Longe dali, no shopping, seu irmão e noiva não entendiam porque ele não estava atendendo o celular.

- Não adianta – disse Pedro – vamos atrás dele.
- Meu Deus, Pedro! Como eu ia saber?
- Esquece. Enquanto eu dirijo, você continua ligando.

No mesmo instante, Newton resolveu desligar o persistente telefone. Feito isso, jogou-o de lado sem olhar, mas o aparelho ricocheteou no banco do passageiro chamando sua atenção. O breve momento de distração foi suficiente para que a picape atropelasse um novo animal. Dessa vez porém, talvez pelo estado emocional em que se encontrava, a conhecida explosão de neurotransmissores não estimulou os centros de prazer de seu cérebro.

Contrariando tudo o que fizera antes, parou o veículo e refez a pé o caminho até o local do acidente. Então, pela primeira vez, encarou uma de suas vítimas: um vira-lata. Não obstante suas vísceras estivessem espalhadas ao redor, a vida relutava em abandoná-lo e essa teimosia era marcada por golfadas de sangue liberadas a cada abrir e fechar de sua boca.

De repente, Newton entendeu que matar tinha menos colorido quando se permitia alguns instantes para apreciar a obra. Num ímpeto, usou as mãos para empurrar, da melhor forma que pôde, as vísceras do animal para seu local de origem. Em seguida apanhou o cachorro e correu em direção a seu carro; estava decidido a salvá-lo.

Durante o trajeto até o veículo, seu arrependimento começou a somatizar-se em manchas vermelhas nas partes dos braços em contato com o cão; ao entrar na picape, a pele de todo seu corpo já coçava e ardia. Antes que pudesse passá-lo para o banco do carona, notou que os olhos do bicho estavam perdendo o brilho no mesmo ritmo em que o coitado se tornava um objeto inanimado. Num ato involuntário de empatia, a respiração de homem e animal tornou-se uníssona; cada vez mais rápida e curta.

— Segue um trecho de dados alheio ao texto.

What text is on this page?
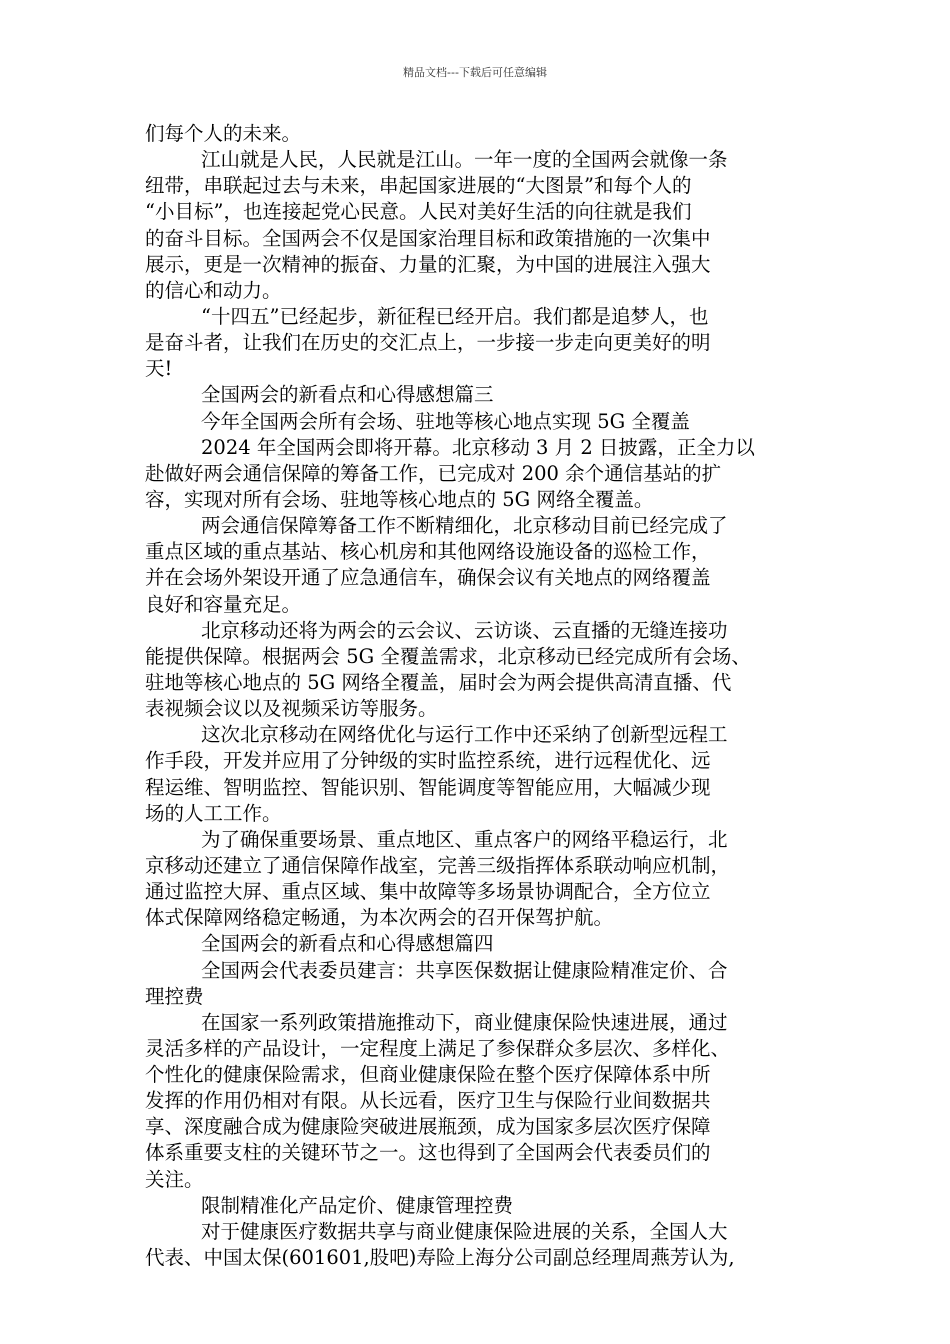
精品文档---下载后可任意编辑
们每个人的未来。
江山就是人民，人民就是江山。一年一度的全国两会就像一条
纽带，串联起过去与未来，串起国家进展的“大图景”和每个人的
“小目标”，也连接起党心民意。人民对美好生活的向往就是我们
的奋斗目标。全国两会不仅是国家治理目标和政策措施的一次集中
展示，更是一次精神的振奋、力量的汇聚，为中国的进展注入强大
的信心和动力。
“十四五”已经起步，新征程已经开启。我们都是追梦人，也
是奋斗者，让我们在历史的交汇点上，一步接一步走向更美好的明
天!
全国两会的新看点和心得感想篇三
今年全国两会所有会场、驻地等核心地点实现 5G 全覆盖
2024 年全国两会即将开幕。北京移动 3 月 2 日披露，正全力以
赴做好两会通信保障的筹备工作，已完成对 200 余个通信基站的扩
容，实现对所有会场、驻地等核心地点的 5G 网络全覆盖。
两会通信保障筹备工作不断精细化，北京移动目前已经完成了
重点区域的重点基站、核心机房和其他网络设施设备的巡检工作，
并在会场外架设开通了应急通信车，确保会议有关地点的网络覆盖
良好和容量充足。
北京移动还将为两会的云会议、云访谈、云直播的无缝连接功
能提供保障。根据两会 5G 全覆盖需求，北京移动已经完成所有会场、
驻地等核心地点的 5G 网络全覆盖，届时会为两会提供高清直播、代
表视频会议以及视频采访等服务。
这次北京移动在网络优化与运行工作中还采纳了创新型远程工
作手段，开发并应用了分钟级的实时监控系统，进行远程优化、远
程运维、智明监控、智能识别、智能调度等智能应用，大幅减少现
场的人工工作。
为了确保重要场景、重点地区、重点客户的网络平稳运行，北
京移动还建立了通信保障作战室，完善三级指挥体系联动响应机制，
通过监控大屏、重点区域、集中故障等多场景协调配合，全方位立
体式保障网络稳定畅通，为本次两会的召开保驾护航。
全国两会的新看点和心得感想篇四
全国两会代表委员建言：共享医保数据让健康险精准定价、合
理控费
在国家一系列政策措施推动下，商业健康保险快速进展，通过
灵活多样的产品设计，一定程度上满足了参保群众多层次、多样化、
个性化的健康保险需求，但商业健康保险在整个医疗保障体系中所
发挥的作用仍相对有限。从长远看，医疗卫生与保险行业间数据共
享、深度融合成为健康险突破进展瓶颈，成为国家多层次医疗保障
体系重要支柱的关键环节之一。这也得到了全国两会代表委员们的
关注。
限制精准化产品定价、健康管理控费
对于健康医疗数据共享与商业健康保险进展的关系，全国人大
代表、中国太保(601601,股吧)寿险上海分公司副总经理周燕芳认为,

Enquanto dirigiam-se ao apartamento de Newton, o celular deste atendeu à chamada da noiva.
_ Alô, amor. Onde você está? Já chegou em...

A voz do outro lado não era a do dono do aparelho e se identificou como sargento Gomes da polícia rodoviária. Ao chegarem no local indicado pelo policial encontraram a perícia examinando a picape de Newton. Dentro dela, o proprietário jazia morto com evidentes sinais de asfixia e segurava um cachorro ensangüentado.

Às lágrimas, Pedro contou aos policiais que não conseguia entender o porquê de seu irmão ter se arriscado daquela forma, pois a mãe de ambos sempre advertira Newton para manter-se longe de animais. Tinha sido exatamente por esse motivo que ele tentou evitar o contato dele com o filhote dado inadvertidamente por sua noiva. Depois de aventar várias hipóteses, Pedro ficou com a de que fora uma inaudita compaixão por animais, a responsável pelo irmão desafiar sua fortíssima alergia às pêlos e morrer em conseqüência de choque anafilático.